You're underestimating your legislators.

"People would be amazed at how many times what we are doing is figuring out ways to wire around the Constitution," Ratliff said.

Also ripe for an overdue overhaul is the Texas tax system deemed "rickety" by Senate Finance Chairman Steve Ogden, R-Bryan, in the session's closing days.

This past week, Ogden expanded on his analysis. "Very rickety and it's getting worse," he said.

"As long as I've been in the Legislature somebody has been down there trying to carve out an exception for some narrow personal interest," Ogden said. "The exceptions are about to overwhelm the system."

Tax abatements beget tax abatements to the point that Ogden believes "nobody knows" the impact of providing tax incentives.

"We're just guessing," he said.

Raise your hand if you feel good about hearing the Senate's chief budget-writer talk about "guessing."

Another Ogden observation: "The economy has changed from an agrarian economy to a service-based economy. But we don't tax services so the sales tax is pretty inefficient."

If we did, Ogden said, the 6.25 percent state sales tax rate could be lowered a couple of points.

You wouldn't want to erase all exemptions, but it is something that should be reviewed.

Ditto for property tax.

"Every session, any number of legislators have got their own special exceptions. It can range anywhere from disabled veterans to homesteads to huge tax breaks for giant corporations. It's all over the map," Ogden said.

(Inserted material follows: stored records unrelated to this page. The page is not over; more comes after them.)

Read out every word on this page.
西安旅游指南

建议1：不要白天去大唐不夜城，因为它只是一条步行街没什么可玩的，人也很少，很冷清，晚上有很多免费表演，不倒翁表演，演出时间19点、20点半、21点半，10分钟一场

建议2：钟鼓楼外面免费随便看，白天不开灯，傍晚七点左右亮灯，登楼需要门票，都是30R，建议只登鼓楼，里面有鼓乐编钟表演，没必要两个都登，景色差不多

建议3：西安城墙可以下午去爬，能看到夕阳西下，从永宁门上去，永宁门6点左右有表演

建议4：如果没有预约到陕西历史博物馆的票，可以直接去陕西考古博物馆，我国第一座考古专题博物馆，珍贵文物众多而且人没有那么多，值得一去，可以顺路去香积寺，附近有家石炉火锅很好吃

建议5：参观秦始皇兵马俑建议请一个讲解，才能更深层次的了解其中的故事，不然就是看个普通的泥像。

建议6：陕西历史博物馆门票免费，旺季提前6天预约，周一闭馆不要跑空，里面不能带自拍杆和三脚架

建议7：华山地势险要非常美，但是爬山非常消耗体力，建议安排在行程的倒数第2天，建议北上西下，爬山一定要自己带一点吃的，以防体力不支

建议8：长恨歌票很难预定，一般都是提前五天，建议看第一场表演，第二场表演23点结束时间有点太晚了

The Constitution and the tax system seem like fine topics for the 2010 crop of state political candidates.

"They'll talk about it," Ogden said, "and what we will do as politicians is describe the problem. But we won't be able to offer any solution. That's kind of the history. It's because, frankly, the public is not demanding one."

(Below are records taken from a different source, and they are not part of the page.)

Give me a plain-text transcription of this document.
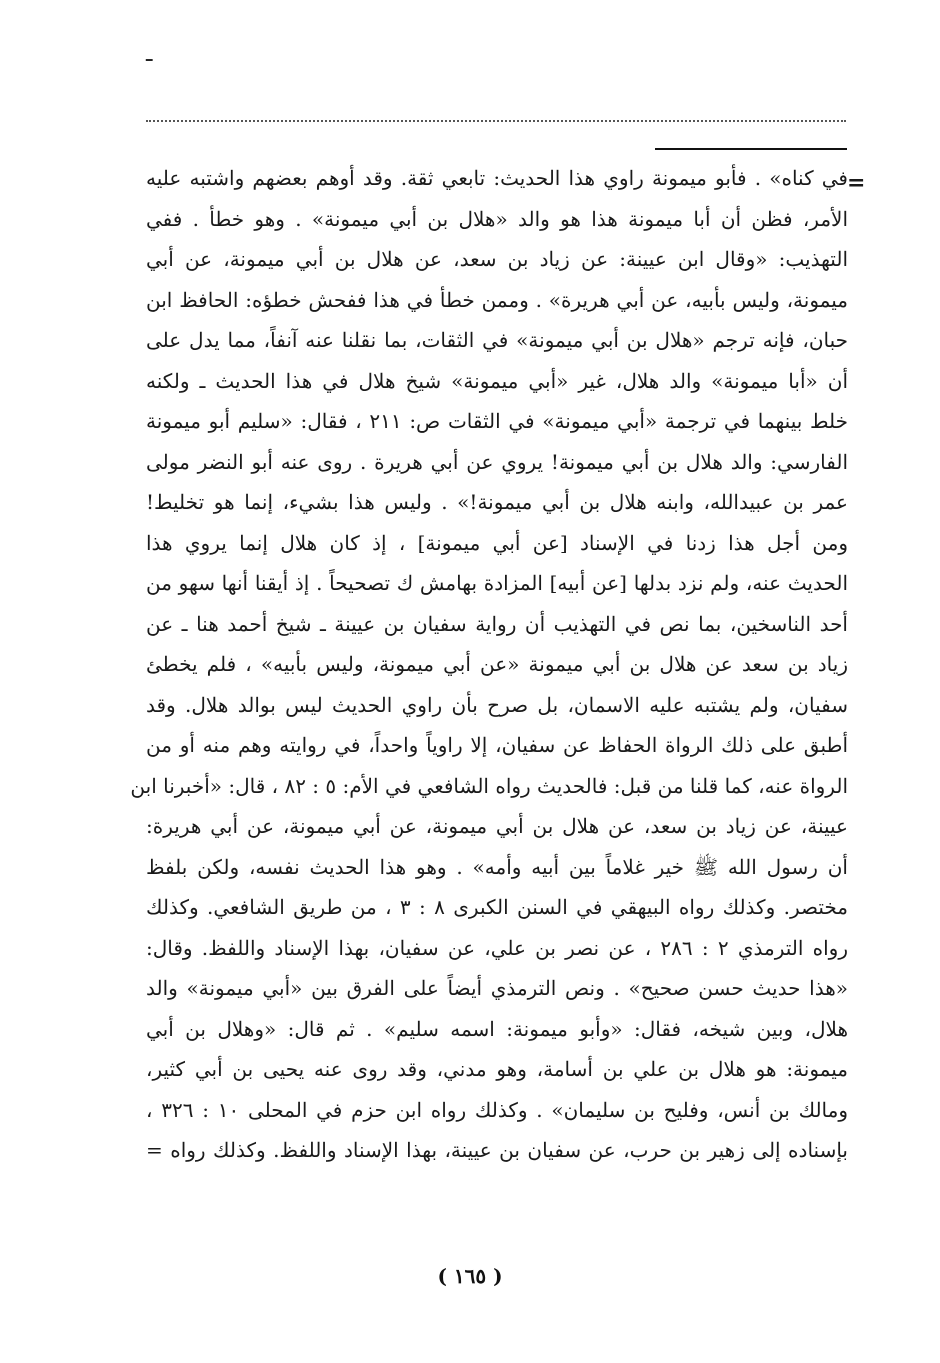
ـ
=
في كناه» . فأبو ميمونة راوي هذا الحديث: تابعي ثقة. وقد أوهم بعضهم واشتبه عليه
الأمر، فظن أن أبا ميمونة هذا هو والد «هلال بن أبي ميمونة» . وهو خطأ . ففي
التهذيب: «وقال ابن عيينة: عن زياد بن سعد، عن هلال بن أبي ميمونة، عن أبي
ميمونة، وليس بأبيه، عن أبي هريرة» . وممن خطأ في هذا ففحش خطؤه: الحافظ ابن
حبان، فإنه ترجم «هلال بن أبي ميمونة» في الثقات، بما نقلنا عنه آنفاً، مما يدل على
أن «أبا ميمونة» والد هلال، غير «أبي ميمونة» شيخ هلال في هذا الحديث ـ ولكنه
خلط بينهما في ترجمة «أبي ميمونة» في الثقات ص: ٢١١ ، فقال: «سليم أبو ميمونة
الفارسي: والد هلال بن أبي ميمونة! يروي عن أبي هريرة . روى عنه أبو النضر مولى
عمر بن عبيدالله، وابنه هلال بن أبي ميمونة!» . وليس هذا بشيء، إنما هو تخليط!
ومن أجل هذا زدنا في الإسناد [عن أبي ميمونة] ، إذ كان هلال إنما يروي هذا
الحديث عنه، ولم نزد بدلها [عن أبيه] المزادة بهامش ك تصحيحاً . إذ أيقنا أنها سهو من
أحد الناسخين، بما نص في التهذيب أن رواية سفيان بن عيينة ـ شيخ أحمد هنا ـ عن
زياد بن سعد عن هلال بن أبي ميمونة «عن أبي ميمونة، وليس بأبيه» ، فلم يخطئ
سفيان، ولم يشتبه عليه الاسمان، بل صرح بأن راوي الحديث ليس بوالد هلال. وقد
أطبق على ذلك الرواة الحفاظ عن سفيان، إلا راوياً واحداً، في روايته وهم منه أو من
الرواة عنه، كما قلنا من قبل: فالحديث رواه الشافعي في الأم: ٥ : ٨٢ ، قال: «أخبرنا ابن
عيينة، عن زياد بن سعد، عن هلال بن أبي ميمونة، عن أبي ميمونة، عن أبي هريرة:
أن رسول الله ﷺ خير غلاماً بين أبيه وأمه» . وهو هذا الحديث نفسه، ولكن بلفظ
مختصر. وكذلك رواه البيهقي في السنن الكبرى ٨ : ٣ ، من طريق الشافعي. وكذلك
رواه الترمذي ٢ : ٢٨٦ ، عن نصر بن علي، عن سفيان، بهذا الإسناد واللفظ. وقال:
«هذا حديث حسن صحيح» . ونص الترمذي أيضاً على الفرق بين «أبي ميمونة» والد
هلال، وبين شيخه، فقال: «وأبو ميمونة: اسمه سليم» . ثم قال: «وهلال بن أبي
ميمونة: هو هلال بن علي بن أسامة، وهو مدني، وقد روى عنه يحيى بن أبي كثير،
ومالك بن أنس، وفليح بن سليمان» . وكذلك رواه ابن حزم في المحلى ١٠ : ٣٢٦ ،
بإسناده إلى زهير بن حرب، عن سفيان بن عيينة، بهذا الإسناد واللفظ. وكذلك رواه =
( ١٦٥ )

Ogden has a depressing theory on why: The potential fixes scare you more than the problems.

"I think the public is pretty distrustful of the government, and every time we talk about simplification or overhaul they say, 'Uh oh. I'm going to get the shaft somehow,' " Ogden said. "Right now, the public has very little trust in their government to do the right thing."

And that is far more dangerous than any problems caused by an arcane Constitution and a rickety tax structure.